Further, the parties may agree that the contract is automatically terminated if a “contingent condition” is not fulfilled. For example, two parties agree to purchase property, subject only to A obtaining finance from the bank. If A is unable to obtain finance, then the contract is at an end. As the clause was a contingent condition, as opposed to a promise, A has not breached the contract.
If something happens after a contract has been made that makes the performance of the contract futile or impossible, without fault of either party, the contract will be automatically terminated.
Simple lack of ability of one of the parties to perform the contract is not sufficient. The impossibility must be something that renders performance totally impossible or something unexpected that changes the circumstances so radically that the contract would have to become fundamentally different from the original contract.
For example, it has been held that court injunctions – that made it impossible for a party to do the amount of construction work they had agreed to do – automatically terminated a contract by frustration (see Codelfa Construction Pty Ltd v State Rail Authority of New South Wales (1982) 149 CLR 337).

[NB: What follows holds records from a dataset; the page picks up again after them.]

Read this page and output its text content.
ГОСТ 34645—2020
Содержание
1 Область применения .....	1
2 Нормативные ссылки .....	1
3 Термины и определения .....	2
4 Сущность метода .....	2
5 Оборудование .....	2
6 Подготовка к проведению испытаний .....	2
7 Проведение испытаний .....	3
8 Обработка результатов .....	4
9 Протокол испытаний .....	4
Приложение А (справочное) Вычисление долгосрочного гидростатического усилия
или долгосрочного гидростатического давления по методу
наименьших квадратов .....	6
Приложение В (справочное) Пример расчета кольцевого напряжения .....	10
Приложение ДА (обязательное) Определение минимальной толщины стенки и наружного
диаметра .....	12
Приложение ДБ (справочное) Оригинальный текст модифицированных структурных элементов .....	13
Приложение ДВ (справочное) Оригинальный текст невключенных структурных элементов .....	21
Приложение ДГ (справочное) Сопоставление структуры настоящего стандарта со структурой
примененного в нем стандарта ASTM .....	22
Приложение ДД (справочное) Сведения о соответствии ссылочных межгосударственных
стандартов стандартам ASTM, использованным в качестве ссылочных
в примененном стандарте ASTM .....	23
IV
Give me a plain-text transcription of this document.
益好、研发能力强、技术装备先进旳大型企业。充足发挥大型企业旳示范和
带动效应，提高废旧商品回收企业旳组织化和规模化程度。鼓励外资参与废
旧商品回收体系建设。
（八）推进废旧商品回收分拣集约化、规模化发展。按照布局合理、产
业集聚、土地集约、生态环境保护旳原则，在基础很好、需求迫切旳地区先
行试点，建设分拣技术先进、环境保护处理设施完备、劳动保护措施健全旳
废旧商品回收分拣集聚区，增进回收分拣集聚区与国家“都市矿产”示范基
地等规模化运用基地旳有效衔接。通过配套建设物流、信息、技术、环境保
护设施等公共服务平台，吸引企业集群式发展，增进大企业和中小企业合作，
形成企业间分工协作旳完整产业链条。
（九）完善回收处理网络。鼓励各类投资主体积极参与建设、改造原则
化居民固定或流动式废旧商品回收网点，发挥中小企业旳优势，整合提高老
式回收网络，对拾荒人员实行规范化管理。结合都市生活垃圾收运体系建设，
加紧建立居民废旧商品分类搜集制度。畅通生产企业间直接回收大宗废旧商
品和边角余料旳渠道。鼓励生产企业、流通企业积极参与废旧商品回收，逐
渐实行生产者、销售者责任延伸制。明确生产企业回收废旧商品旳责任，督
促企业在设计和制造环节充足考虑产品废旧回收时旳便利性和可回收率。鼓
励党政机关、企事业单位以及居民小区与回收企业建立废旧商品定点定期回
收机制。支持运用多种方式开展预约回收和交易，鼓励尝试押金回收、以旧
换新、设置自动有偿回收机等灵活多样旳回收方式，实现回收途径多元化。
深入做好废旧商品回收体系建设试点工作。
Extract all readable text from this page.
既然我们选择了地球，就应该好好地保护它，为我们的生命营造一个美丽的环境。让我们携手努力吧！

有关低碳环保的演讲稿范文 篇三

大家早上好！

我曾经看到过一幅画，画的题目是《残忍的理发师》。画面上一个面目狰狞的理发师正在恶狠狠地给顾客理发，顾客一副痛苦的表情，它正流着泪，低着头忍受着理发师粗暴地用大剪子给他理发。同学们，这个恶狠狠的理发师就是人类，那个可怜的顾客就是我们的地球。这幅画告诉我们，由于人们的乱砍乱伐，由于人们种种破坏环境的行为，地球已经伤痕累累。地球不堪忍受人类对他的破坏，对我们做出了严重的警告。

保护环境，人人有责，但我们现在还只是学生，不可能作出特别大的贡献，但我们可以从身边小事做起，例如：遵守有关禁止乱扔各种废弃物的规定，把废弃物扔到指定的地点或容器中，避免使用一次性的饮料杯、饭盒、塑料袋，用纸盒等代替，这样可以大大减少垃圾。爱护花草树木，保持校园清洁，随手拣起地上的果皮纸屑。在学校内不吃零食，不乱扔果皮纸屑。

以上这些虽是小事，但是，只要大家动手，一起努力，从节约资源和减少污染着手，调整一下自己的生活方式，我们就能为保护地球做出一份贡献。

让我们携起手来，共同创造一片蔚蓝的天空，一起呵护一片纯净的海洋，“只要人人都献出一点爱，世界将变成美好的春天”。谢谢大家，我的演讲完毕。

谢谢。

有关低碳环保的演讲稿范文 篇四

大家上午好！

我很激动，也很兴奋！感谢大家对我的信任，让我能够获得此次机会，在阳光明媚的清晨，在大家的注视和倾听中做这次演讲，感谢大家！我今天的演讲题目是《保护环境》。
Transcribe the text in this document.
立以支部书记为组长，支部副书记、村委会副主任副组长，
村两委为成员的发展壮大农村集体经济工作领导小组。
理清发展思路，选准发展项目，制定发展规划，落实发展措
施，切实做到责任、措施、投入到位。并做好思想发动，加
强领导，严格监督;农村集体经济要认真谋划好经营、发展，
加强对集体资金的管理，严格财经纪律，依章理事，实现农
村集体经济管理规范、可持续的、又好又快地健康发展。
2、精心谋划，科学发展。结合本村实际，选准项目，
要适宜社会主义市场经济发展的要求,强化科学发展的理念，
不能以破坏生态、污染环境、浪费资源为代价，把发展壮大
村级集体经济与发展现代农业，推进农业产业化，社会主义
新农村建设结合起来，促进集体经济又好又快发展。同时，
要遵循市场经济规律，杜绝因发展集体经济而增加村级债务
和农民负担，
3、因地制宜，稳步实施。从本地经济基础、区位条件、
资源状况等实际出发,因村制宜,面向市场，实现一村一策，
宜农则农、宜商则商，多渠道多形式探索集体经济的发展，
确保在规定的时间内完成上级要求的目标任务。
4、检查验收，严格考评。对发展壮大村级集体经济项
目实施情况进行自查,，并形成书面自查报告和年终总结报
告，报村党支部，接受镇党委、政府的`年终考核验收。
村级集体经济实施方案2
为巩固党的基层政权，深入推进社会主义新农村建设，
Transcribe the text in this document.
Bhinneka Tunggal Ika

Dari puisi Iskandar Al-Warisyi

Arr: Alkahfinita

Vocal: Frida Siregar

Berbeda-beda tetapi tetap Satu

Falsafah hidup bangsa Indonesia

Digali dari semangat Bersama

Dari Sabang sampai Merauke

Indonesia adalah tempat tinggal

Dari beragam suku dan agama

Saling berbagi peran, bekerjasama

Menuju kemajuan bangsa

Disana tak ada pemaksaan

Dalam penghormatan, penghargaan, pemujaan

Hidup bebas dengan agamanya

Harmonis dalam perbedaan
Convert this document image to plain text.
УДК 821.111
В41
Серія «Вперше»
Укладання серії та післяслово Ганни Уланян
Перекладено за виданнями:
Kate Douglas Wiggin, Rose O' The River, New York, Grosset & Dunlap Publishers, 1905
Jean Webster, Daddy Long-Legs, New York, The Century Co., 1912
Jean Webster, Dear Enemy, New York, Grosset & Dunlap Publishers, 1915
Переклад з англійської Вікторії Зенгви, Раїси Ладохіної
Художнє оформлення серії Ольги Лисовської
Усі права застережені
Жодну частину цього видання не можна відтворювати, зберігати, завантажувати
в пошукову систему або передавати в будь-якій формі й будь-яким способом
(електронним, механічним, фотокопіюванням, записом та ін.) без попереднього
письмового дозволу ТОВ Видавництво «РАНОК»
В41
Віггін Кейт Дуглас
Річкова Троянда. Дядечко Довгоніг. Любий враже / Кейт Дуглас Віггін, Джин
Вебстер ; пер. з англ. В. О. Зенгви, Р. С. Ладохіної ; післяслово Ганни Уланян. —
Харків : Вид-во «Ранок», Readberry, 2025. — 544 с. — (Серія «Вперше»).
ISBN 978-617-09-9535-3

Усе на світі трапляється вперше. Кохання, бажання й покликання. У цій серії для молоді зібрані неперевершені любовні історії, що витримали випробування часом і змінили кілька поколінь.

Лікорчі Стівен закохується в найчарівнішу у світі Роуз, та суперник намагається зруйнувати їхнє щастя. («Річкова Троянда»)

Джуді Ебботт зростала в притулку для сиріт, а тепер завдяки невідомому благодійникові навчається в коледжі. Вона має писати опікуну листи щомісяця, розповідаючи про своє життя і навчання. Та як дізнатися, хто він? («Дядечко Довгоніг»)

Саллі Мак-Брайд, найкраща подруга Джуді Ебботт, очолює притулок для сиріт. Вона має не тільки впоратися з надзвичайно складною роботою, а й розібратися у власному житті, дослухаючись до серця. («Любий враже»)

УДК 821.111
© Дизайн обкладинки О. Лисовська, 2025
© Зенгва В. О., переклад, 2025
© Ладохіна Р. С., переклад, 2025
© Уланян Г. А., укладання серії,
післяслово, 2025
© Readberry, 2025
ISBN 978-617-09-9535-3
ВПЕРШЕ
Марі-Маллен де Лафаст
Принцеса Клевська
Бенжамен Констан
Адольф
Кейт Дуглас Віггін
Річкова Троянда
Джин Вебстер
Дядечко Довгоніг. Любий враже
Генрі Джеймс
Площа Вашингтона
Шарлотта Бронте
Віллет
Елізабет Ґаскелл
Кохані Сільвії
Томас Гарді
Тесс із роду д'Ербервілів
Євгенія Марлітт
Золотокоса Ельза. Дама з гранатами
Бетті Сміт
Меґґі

Sometimes, the parties agree to “force majeure” clauses that set out the precise consequences if certain events occur that are beyond the parties’ control. For example, a force majeure may provide that in the event of strikes, floods or war, the time for delivery of a shipment is merely delayed, rather than the contract being automatically terminated.
As set out above, breach of contract by one party may entitle the other party to terminate the contract, where the breach constitutes “repudiation” or breach of a condition or an intermediate term that causes substantial loss of benefit.
If a party breaches a term that is considered to be a warranty, the wronged party does not have the right to terminate the contract, but can still claim damages (see “Terms may be conditions or warranties” and “Remedies for breach of contract”).
It should be noted that termination of a contract means that unlike where a contract is rescinded (i.e. made void from the beginning), the contract is valid up to the point of termination such that accrued rights and obligations remain intact and parties are only discharged from any outstanding obligations.